As you’ve probably heard lately, July 20, 2019 marks the 50th anniversary of humans’ first moon landing via the Apollo 11. Since then, NASA and other space agencies have successfully launched many astronauts and brought them back home safely and in good health. But considering the limited space and resources onboard spacecraft and the International Space Station, how do astronauts handle medical issues? To address this question, NASA developed space telemedicine—one of the earliest adopters of the technology. Some of the key lessons learned from these experiences are proving useful in medical clinics here on terra firma, particularly in resource-constrained environments.
For each space mission, a comprehensive medical team of physicians, nurses, biomedical engineers, and other specialists plan the medical care according to the “mission profile.” Factors that could influence medical risks or needs are taken into account, such as medical evacuation capability or flight duration. The team determines what assets will be needed in terms of medications, instruments, medical knowledge, protocol, and so on.
On earth, emergency care in remote areas that lack easy access to medical care may mimic space telemedicine due to the highly limited resources, equipment, medicines, and personnel on hand. This suggests that perhaps a medical team could evaluate the region’s most likely medical incidents in order to train and equip emergency medical technicians (EMTs) accordingly. Other medical situations could be addressed through a telemedicine consult.

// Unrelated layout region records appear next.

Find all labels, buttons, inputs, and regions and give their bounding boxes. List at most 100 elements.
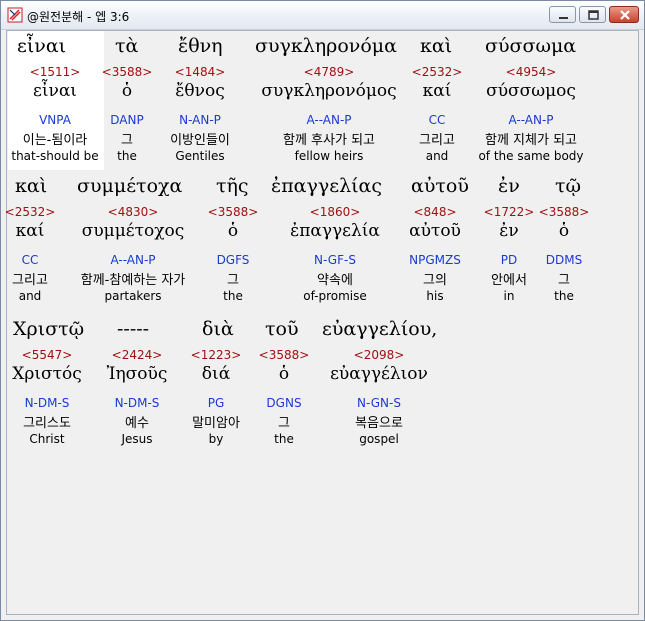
word-pars[interactable]: CC xyxy=(429,113,446,127)
word-pars[interactable]: N-GN-S xyxy=(357,396,401,410)
word-pars[interactable]: A--AN-P xyxy=(306,113,351,127)
word-g2[interactable]: εἶναι xyxy=(33,81,77,101)
word-num[interactable]: <2098> xyxy=(354,348,405,362)
word-kor[interactable]: 그 xyxy=(121,129,133,148)
word-eng[interactable]: of the same body xyxy=(478,149,583,163)
word-eng[interactable]: and xyxy=(19,289,42,303)
word-g2[interactable]: ἔθνος xyxy=(175,81,224,101)
word-g2[interactable]: εὐαγγέλιον xyxy=(330,364,428,384)
word-kor[interactable]: 함께-참예하는 자가 xyxy=(81,269,186,288)
word-g1[interactable]: ----- xyxy=(117,318,149,340)
word-num[interactable]: <1860> xyxy=(310,205,361,219)
word-eng[interactable]: of-promise xyxy=(303,289,367,303)
word-pars[interactable]: DGNS xyxy=(266,396,301,410)
word-g2[interactable]: αὐτοῦ xyxy=(409,221,461,241)
word-eng[interactable]: the xyxy=(223,289,243,303)
word-g1[interactable]: τοῦ xyxy=(265,318,299,340)
word-eng[interactable]: partakers xyxy=(104,289,161,303)
word-num[interactable]: <2424> xyxy=(112,348,163,362)
word-g1[interactable]: διὰ xyxy=(202,318,234,340)
word-g1[interactable]: τῆς xyxy=(216,175,249,197)
word-num[interactable]: <1722> xyxy=(484,205,535,219)
word-num[interactable]: <1484> xyxy=(175,65,226,79)
word-g2[interactable]: ἐπαγγελία xyxy=(290,221,380,241)
word-pars[interactable]: N-GF-S xyxy=(314,253,356,267)
title-bar[interactable]: @원전분해 - 엡 3:6 xyxy=(1,1,644,30)
word-pars[interactable]: PD xyxy=(501,253,517,267)
maximize-button[interactable] xyxy=(579,6,606,23)
word-kor[interactable]: 함께 지체가 되고 xyxy=(485,129,577,148)
word-kor[interactable]: 예수 xyxy=(125,412,149,431)
word-g1[interactable]: Χριστῷ xyxy=(13,318,84,340)
word-g1[interactable]: σύσσωμα xyxy=(485,35,576,57)
word-eng[interactable]: fellow heirs xyxy=(295,149,364,163)
word-g2[interactable]: σύσσωμος xyxy=(486,81,576,101)
word-eng[interactable]: by xyxy=(209,432,224,446)
word-num[interactable]: <2532> xyxy=(5,205,56,219)
word-kor[interactable]: 안에서 xyxy=(491,269,527,288)
word-num[interactable]: <1223> xyxy=(191,348,242,362)
word-kor[interactable]: 그리고 xyxy=(12,269,48,288)
word-g2[interactable]: συγκληρονόμος xyxy=(261,81,396,101)
word-num[interactable]: <4789> xyxy=(304,65,355,79)
word-g1[interactable]: τὰ xyxy=(115,35,138,57)
word-pars[interactable]: N-DM-S xyxy=(25,396,70,410)
word-num[interactable]: <3588> xyxy=(259,348,310,362)
word-kor[interactable]: 그의 xyxy=(423,269,447,288)
word-num[interactable]: <3588> xyxy=(539,205,590,219)
word-g1[interactable]: ἐν xyxy=(498,175,520,197)
close-button[interactable] xyxy=(609,6,639,23)
word-kor[interactable]: 이는-됨이라 xyxy=(23,129,88,148)
word-eng[interactable]: and xyxy=(426,149,449,163)
word-eng[interactable]: gospel xyxy=(359,432,399,446)
word-g1[interactable]: αὐτοῦ xyxy=(411,175,469,197)
word-g2[interactable]: καί xyxy=(423,81,452,101)
word-kor[interactable]: 그 xyxy=(278,412,290,431)
word-g1[interactable]: συμμέτοχα xyxy=(77,175,182,197)
word-g1[interactable]: τῷ xyxy=(555,175,581,197)
word-kor[interactable]: 그 xyxy=(227,269,239,288)
minimize-button[interactable] xyxy=(549,6,576,23)
word-g1[interactable]: εἶναι xyxy=(17,35,66,57)
word-kor[interactable]: 함께 후사가 되고 xyxy=(283,129,375,148)
word-g2[interactable]: ὁ xyxy=(228,221,238,241)
word-num[interactable]: <3588> xyxy=(102,65,153,79)
word-pars[interactable]: VNPA xyxy=(39,113,71,127)
word-eng[interactable]: the xyxy=(554,289,574,303)
word-g2[interactable]: Χριστός xyxy=(12,364,82,384)
word-num[interactable]: <1511> xyxy=(30,65,81,79)
word-g2[interactable]: καί xyxy=(16,221,45,241)
word-pars[interactable]: CC xyxy=(22,253,39,267)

Before launch, some astronauts are trained as paramedics to serve as a crew medical officer. All astronauts are taught how to use the medical instruments onboard. Some equipment has been modified for easy use by international astronauts, such as an ultrasound machine with specially marked buttons so that a directive from earth can say, “Press the green three.” If a situation arises that goes beyond a paramedic’s expertise, then a telemedicine call is placed with a physician on earth.
On the ground, many remote areas do not have enough physician coverage for their populations. In these areas, well-trained paramedics, nurse practitioners, and physician assistants may be able to handle most common ailments; more involved issues would warrant a telemedicine visit with a doctor in another city, clinic, or hospital.
Astronauts, Mission Control, and members of the medical team train together through classes and simulations, developing strong operational and communication skills along the way. If an emergency occurs during flight, the crew members will communicate and act according to their training. Afterward, or as needed, they will use space telemedicine to consult with a physician on the ground.
On the ground, medical teams and paramedics also benefit from going through training and simulations together; these opportunities to build rapport and strengthen communication skills also help to boost each team member’s confidence in one another and in the team as a whole. These “touchy-feely” details might seem trivial, but in an emergency situation, every moment counts—and a team whose members trust and communicate well with one another is a team that works more quickly, efficiently, and successfully. Sometimes, this might mean setting up a telemedicine call to an emergency physician; depending on the familiarity of the team members, imagine the difference between “Call Dr. Smith!” and “Set up a telemedicine video call with Dr. Smith now!”
NASA has done a great job pioneering the telemedicine industry—out of necessity, since astronauts floating in space have no access to doctors. Still, many people have health conditions and/or live in rural areas, and the logistics of getting to a doctor’s office make access to medical care very difficult. If we can apply some success principles from space telemedicine to telemedicine in general, then don’t our patients also deserve the best care we can give them?